Bilan du second tour de l’élection présidentielle malienne, ce dimanche 12 août 2018: un chef de bureau de vote tué, des agents électoraux enlevés, du matériel électoral volé ou saccagé, des bureaux de vote qui ferment en plein vote sans aucune explication. Et comme pour ne pas être en reste, la nature s’y est mise, en ouvrant les vannes du ciel pour arroser convenablement et faire de ce deuxième tour de la présidentielle malienne, une élection à vite ranger aux oubliettes du processus démocratique en Afrique. A en croire les informations relayées par les médias, on ne peut que s’offusquer de l’absence de rigueur sécuritaire dans certaines zones où les incidents se sont multipliés sans intervention des forces de l’ordre. Pour cause, elles étaient simplement inexistantes pour assurer la surveillance de ce vote qui pourtant était présenté comme celui de tous les dangers. Pour tout confirmer et surtout mettre en exergue la légèreté feinte ou voulue-dans quel but?-dans la sécurisation de l’élection, à Arkodia, localité située au sud-ouest de Tombouctou dans le Nord du Mali où a été tué un chef de bureau de vote par des présumés jihadistes, aucune présence des forces de l’ordre n’a été constatée pour permettre le bon déroulement de l’opération de vote. Sauf après le passage des tueurs, où les forces de l’ordre sont venues jouer les croque-morts. Pourquoi cette défaillance inexplicable?

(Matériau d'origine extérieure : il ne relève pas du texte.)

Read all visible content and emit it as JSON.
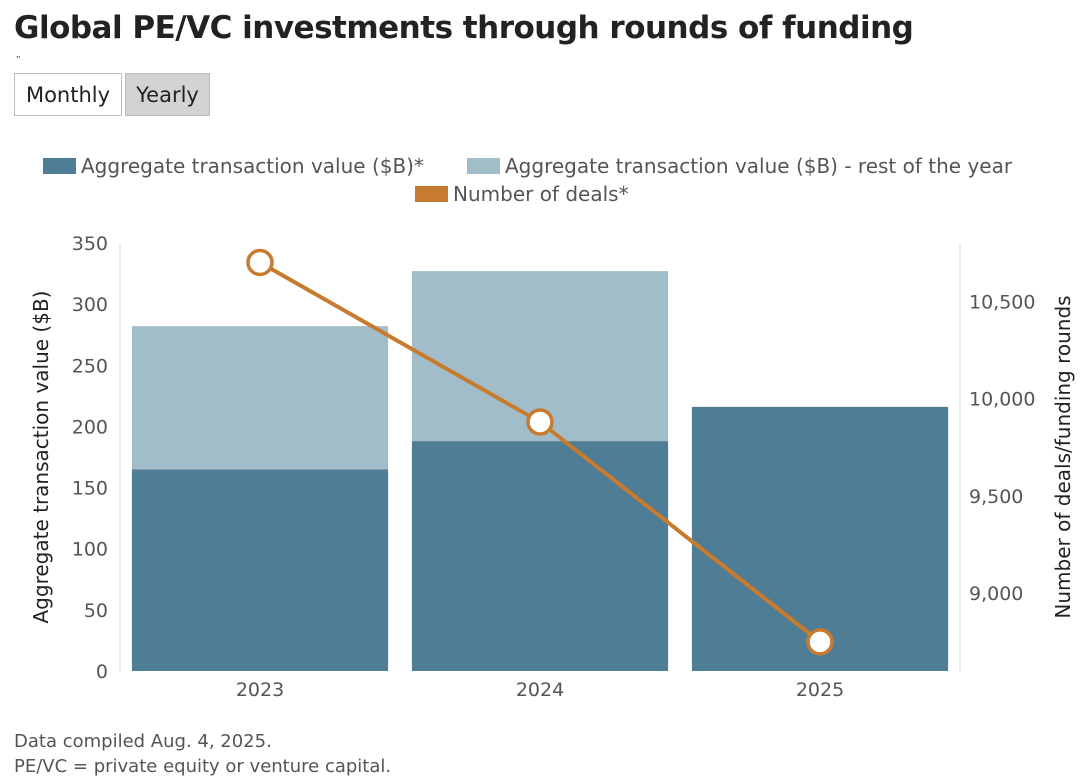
{
  "header": {
    "title": "Global PE/VC investments through rounds of funding",
    "subtitle_mark": "’’"
  },
  "toggle": {
    "options": [
      {
        "label": "Monthly",
        "selected": false
      },
      {
        "label": "Yearly",
        "selected": true
      }
    ]
  },
  "legend": {
    "items": [
      {
        "label": "Aggregate transaction value ($B)*",
        "color": "#4e7d95"
      },
      {
        "label": "Aggregate transaction value ($B) - rest of the year",
        "color": "#a2bdca"
      },
      {
        "label": "Number of deals*",
        "color": "#c67b2e"
      }
    ]
  },
  "chart_data": {
    "type": "bar",
    "categories": [
      "2023",
      "2024",
      "2025"
    ],
    "series": [
      {
        "name": "Aggregate transaction value ($B)*",
        "type": "bar",
        "axis": "left",
        "stack": "value",
        "values": [
          165,
          188,
          216
        ],
        "color": "#4e7d95"
      },
      {
        "name": "Aggregate transaction value ($B) - rest of the year",
        "type": "bar",
        "axis": "left",
        "stack": "value",
        "values": [
          117,
          139,
          null
        ],
        "color": "#a2bdca"
      },
      {
        "name": "Number of deals*",
        "type": "line",
        "axis": "right",
        "values": [
          10700,
          9880,
          8750
        ],
        "color": "#c67b2e"
      }
    ],
    "ylabel": "Aggregate transaction value ($B)",
    "y2label": "Number of deals/funding rounds",
    "ylim": [
      0,
      350
    ],
    "yticks": [
      0,
      50,
      100,
      150,
      200,
      250,
      300,
      350
    ],
    "y2lim": [
      8600,
      10800
    ],
    "y2ticks": [
      9000,
      9500,
      10000,
      10500
    ],
    "y2tick_labels": [
      "9,000",
      "9,500",
      "10,000",
      "10,500"
    ],
    "grid": false,
    "legend_position": "top"
  },
  "footer": {
    "line1": "Data compiled Aug. 4, 2025.",
    "line2": "PE/VC = private equity or venture capital."
  }
}
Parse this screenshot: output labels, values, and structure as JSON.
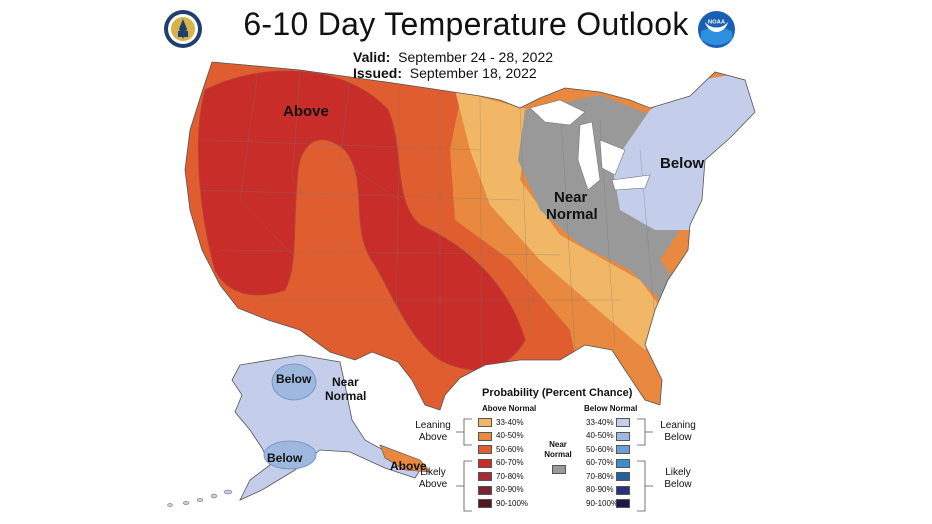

Malheureusement, les observateurs étrangers, dont les discours sont préparés depuis leurs luxueuses chambres d’hôtel joueront encore à l’opinion, le disque jamais rayé des élections qui se sont globalement bien déroulées, en dehors d’incidents mineurs ne pouvant entacher le déroulement du scrutin et ses résultats. Si le ridicule pouvait tuer, ces observateurs qui n’ont d’yeux que pour ne pas voir, changeraient leurs rengaines, à défaut d’avoir le courage de ne plus aller…observer. C’est la démocratie qui en souffre sur le continent où des dirigeants impopulaires sont élus ou confortés dans leurs fauteuils par des deals montés sur le dos d’un peuple à qui on fait pourtant avaler au quotidien les vertus de la démocratie. Jacques Chirac l’avait pourtant dit sous la forme d’une boutade, «la démocratie est un luxe pour l’Afrique». Comment ne pas donner raison à l’ancien président français quand on met dans la balance le coût exorbitant des élections et les piètres résultats qui sont obtenus? En tout cas, il a finalement bien raison, Aliou Diallo, le candidat arrivé en troisième position au premier tour et qui a formellement refusé de porter le confortable costume de «faiseur de roi» en donnant des consignes de vote au profit de Soumaïla Cissé, 17,7% et Ibrahim Boubacar Keïta (IBK), 41,7%, respectivement 2è et 1er du premier tour du vote du 29 juillet dernier. Pour Aliou Diallo, qui ne saurait continuer à cautionner un «simulacre», les dés étaient pipés d’avance.
Qu’attendre maintenant de cette élection dont les résultats ne devraient pas être connus avant quelques jours, du fait que le Mali est un pays très vaste et de l’enclavement de certaines localités? Juste, sauf miracle, la confirmation de la victoire de IBK qui, à défaut du «takoklen», soit le coup KO, dès le premier round, s’est forgé une avance considérable pour assurer son deuxième mandat. La véritable équation, dont l’inconnue est bien connue, c’est la crise post-électorale qui pourrait bien s’installer dans un pays où l’insécurité est aiguë et dont une bonne partie est sous coupe réglée des jihadistes et autres bandits du même acabit. Tout ça pour ça, est-on tenté de dire, en espérant que les uns et les autres sauront raison garder dans l’intérêt du seul Mali qui n’a nullement besoin d’un autre ingrédient de déstabilisation.